The audience was packed in jazz club style in tight long tables where they had cocktail service and some deep cushioned booths lining the walls. They were a perfect burlesque audience. Not sober enough to be quiet, but not too drunk to be inattentive. The VaVaVoom Room ran at the Fez in New York and then eventually a San Francisco residency that we all enjoyed at the Plush Room in the York Hotel. As Miss Astrid, a one-eyed somber Weimar German hostess, Kate gave the night a hip and sexy feel. A strong and in-control uber vixen steering the madness and always ending the evening with her rendition of “Is that all there is”. The audience would end the night with their table’s votive candles held high swaying and singing along.

Kate was the first to mention a festival that was to be held celebrating the new burlesque called “Tease-o-rama”. At that time in New York, I could count all of the burlesque performers on one hand so I wasn’t quite sure what this mystery show was going to be all about. We held a fundraiser to counter the cost of renting a van and a cute cottage in New Orleans for the weekend. We stuffed the van full of costumes, wore matching outfits for the entire trip and drove 26 straight hours to see what kind of burlesque the rest of the nation thought they were doing. The answer was “wow, a lot of burlesque.”

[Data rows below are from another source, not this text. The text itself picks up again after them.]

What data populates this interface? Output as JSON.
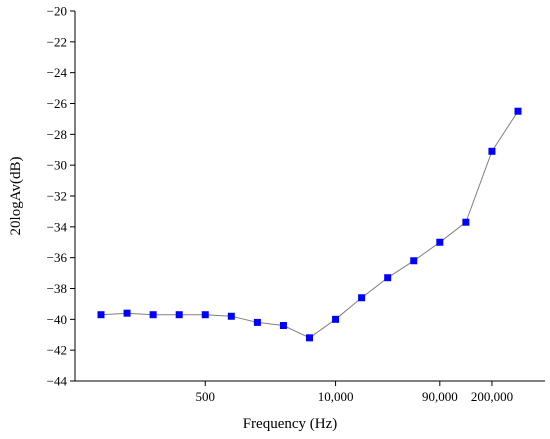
{
  "chart_data": {
    "type": "line",
    "title": "",
    "xlabel": "Frequency (Hz)",
    "ylabel": "20logAv(dB)",
    "x_tick_labels": [
      {
        "label": "500",
        "index": 5
      },
      {
        "label": "10,000",
        "index": 10
      },
      {
        "label": "90,000",
        "index": 14
      },
      {
        "label": "200,000",
        "index": 16
      }
    ],
    "ylim": [
      -44,
      -20
    ],
    "yticks": [
      -20,
      -22,
      -24,
      -26,
      -28,
      -30,
      -32,
      -34,
      -36,
      -38,
      -40,
      -42,
      -44
    ],
    "ytick_labels": [
      "−20",
      "−22",
      "−24",
      "−26",
      "−28",
      "−30",
      "−32",
      "−34",
      "−36",
      "−38",
      "−40",
      "−42",
      "−44"
    ],
    "grid": false,
    "marker": "square",
    "marker_color": "#0000ff",
    "line_color": "#808080",
    "series": [
      {
        "x": [
          1,
          2,
          3,
          4,
          5,
          6,
          7,
          8,
          9,
          10,
          11,
          12,
          13,
          14,
          15,
          16,
          17
        ],
        "values": [
          -39.7,
          -39.6,
          -39.7,
          -39.7,
          -39.7,
          -39.8,
          -40.2,
          -40.4,
          -41.2,
          -40.0,
          -38.6,
          -37.3,
          -36.2,
          -35.0,
          -33.7,
          -29.1,
          -26.5
        ]
      }
    ]
  }
}
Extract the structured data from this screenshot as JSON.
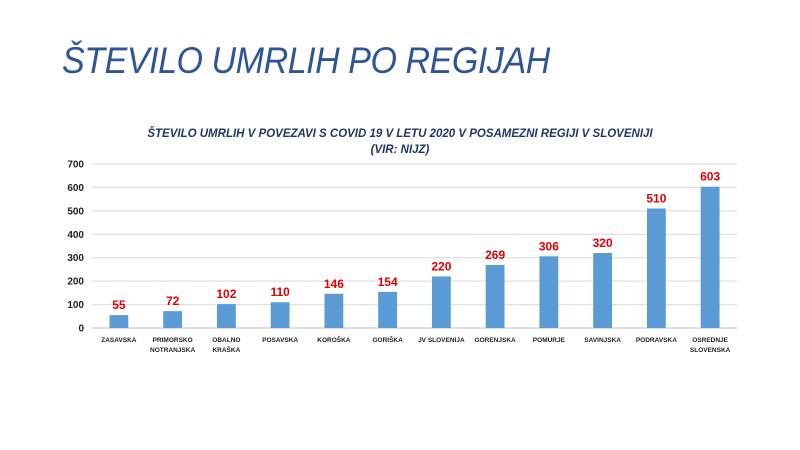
{
  "slide": {
    "title": "ŠTEVILO UMRLIH PO REGIJAH"
  },
  "chart_data": {
    "type": "bar",
    "title": "ŠTEVILO UMRLIH V POVEZAVI S COVID 19  V LETU 2020  V POSAMEZNI REGIJI V SLOVENIJI",
    "subtitle": "(VIR: NIJZ)",
    "categories": [
      [
        "ZASAVSKA"
      ],
      [
        "PRIMORSKO",
        "NOTRANJSKA"
      ],
      [
        "OBALNO",
        "KRAŠKA"
      ],
      [
        "POSAVSKA"
      ],
      [
        "KOROŠKA"
      ],
      [
        "GORIŠKA"
      ],
      [
        "JV SLOVENIJA"
      ],
      [
        "GORENJSKA"
      ],
      [
        "POMURJE"
      ],
      [
        "SAVINJSKA"
      ],
      [
        "PODRAVSKA"
      ],
      [
        "OSREDNJE",
        "SLOVENSKA"
      ]
    ],
    "values": [
      55,
      72,
      102,
      110,
      146,
      154,
      220,
      269,
      306,
      320,
      510,
      603
    ],
    "ylim": [
      0,
      700
    ],
    "yticks": [
      0,
      100,
      200,
      300,
      400,
      500,
      600,
      700
    ],
    "grid": true,
    "bar_color": "#5b9bd5",
    "label_color": "#e00000"
  }
}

This was where I first met Dita VonTeese and Catherine D’Lish who performed two incredible duos together: dueling champagne glasses and a pink satin boudoir fantasy. We were wowed by Torchy Taboo from Atlanta performing a tiki extravaganza and the Gun Street Girls from Seattle featuring punk girl gang realness. I remember being approached on the first day of the festival by illustrator Greg Theakston who asked me what would present at the show. I had never even imagined that there were others performing in this new performance genre. When I naively answered “burlesque!” he said “everyone here does that!” That really made my head spin. Sure enough, after seeing the shows at Tease-o-rama everyone WAS doing burlesque in some form or another. It was the very beginning of a new national sense of a scene. The show and the Yahoo discussion group that followed formed the base of a new community of performers and enthusiasts. Mainly women who were hell bent for showbiz and had strong aesthetics and opinions. Those discussions are still archived online and are very interesting to read. Many of the same topics are discussed vehemently today.